Anticancer Research | 2018
Rachel Howard; Sameer Al Diffalha; Jose M. Pimiento; Jaime Mejia; Heiko Enderling; Anna R. Giuliano; Domenico Coppola
Background/Aim: Gastric adenocarcinoma is the fourth most common cancer worldwide. While gastric cancer prevalence varies globally and incidence rates are decreasing in the West, many cases continue to be diagnosed at an advanced stage and the 5-year survival rate still falls below 30%. Early treatment of gastric cancer by endoscopic and/or surgical therapy may decrease mortality; yet reliable, universally applicable biomarkers for early detection of gastric cancer have still not been established. Materials and Methods: The present work compares the expression of CD133 (prominin-1), a potential biomarker of disease progression in gastric cancer, between independent cohorts of H. pylori (+) and H. pylori (−) patients at each respective stage of carcinogenesis. H. pylori (−) patients (N=45) who underwent gastric biopsy at the Moffitt Cancer Center (MCC) in Tampa, Florida, and H. pylori (+) patients (N=59) who underwent gastric biopsy at the Instituto de Patologia Mejia Jimenez (IPMJ) in Cali, Colombia were evaluated and immunostained for CD133. Results: A statistically significant increase in CD133 expression (in terms of the Allred score) was observed between all stages of progression (normal mucosa, inflammation/metaplasia, low-grade dysplasia and gastric adenocarcinoma) for each respective patient cohort. No statistically significant difference in CD133 expression at each respective stage of disease was observed between the H. pylori-positive and negative-cohorts.

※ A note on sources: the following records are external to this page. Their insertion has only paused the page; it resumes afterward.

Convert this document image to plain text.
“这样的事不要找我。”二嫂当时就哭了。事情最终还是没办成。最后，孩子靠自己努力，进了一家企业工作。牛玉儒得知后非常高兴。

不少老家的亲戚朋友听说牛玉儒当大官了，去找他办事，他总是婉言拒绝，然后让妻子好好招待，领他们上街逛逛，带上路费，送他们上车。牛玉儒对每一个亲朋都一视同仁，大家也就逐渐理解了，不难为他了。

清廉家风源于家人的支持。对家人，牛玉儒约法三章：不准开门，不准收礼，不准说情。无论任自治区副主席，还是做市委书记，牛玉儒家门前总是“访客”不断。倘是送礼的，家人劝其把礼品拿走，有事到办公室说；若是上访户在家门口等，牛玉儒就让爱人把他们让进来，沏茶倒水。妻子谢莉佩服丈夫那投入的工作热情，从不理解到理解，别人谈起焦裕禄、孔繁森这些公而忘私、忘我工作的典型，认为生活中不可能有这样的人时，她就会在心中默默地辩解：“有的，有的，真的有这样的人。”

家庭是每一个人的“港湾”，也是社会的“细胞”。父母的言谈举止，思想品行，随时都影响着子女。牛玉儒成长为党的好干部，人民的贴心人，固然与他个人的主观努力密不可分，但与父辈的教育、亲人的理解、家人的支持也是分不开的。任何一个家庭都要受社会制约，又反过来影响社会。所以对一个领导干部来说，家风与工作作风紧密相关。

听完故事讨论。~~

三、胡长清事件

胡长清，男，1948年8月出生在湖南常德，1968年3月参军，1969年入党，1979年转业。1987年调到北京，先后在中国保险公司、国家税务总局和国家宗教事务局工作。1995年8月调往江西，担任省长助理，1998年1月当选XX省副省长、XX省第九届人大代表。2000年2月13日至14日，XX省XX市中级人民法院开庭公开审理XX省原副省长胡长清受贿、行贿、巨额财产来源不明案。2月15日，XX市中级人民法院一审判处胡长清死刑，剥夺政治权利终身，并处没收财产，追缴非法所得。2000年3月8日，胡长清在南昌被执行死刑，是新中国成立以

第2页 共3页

Conclusion: The observation of distinct stepwise increases in CD133 expression in both patient cohorts, and the lack of any significant difference between groups, suggests that CD133 expression may serve as a biomarker for early detection of gastric cancer independent of bacterial status and strain, and corresponding differences in disease histomorphology and classification. This warrants further validation on larger independent cohorts across multiple geographic regions and incorporating multiple bacterial strain types.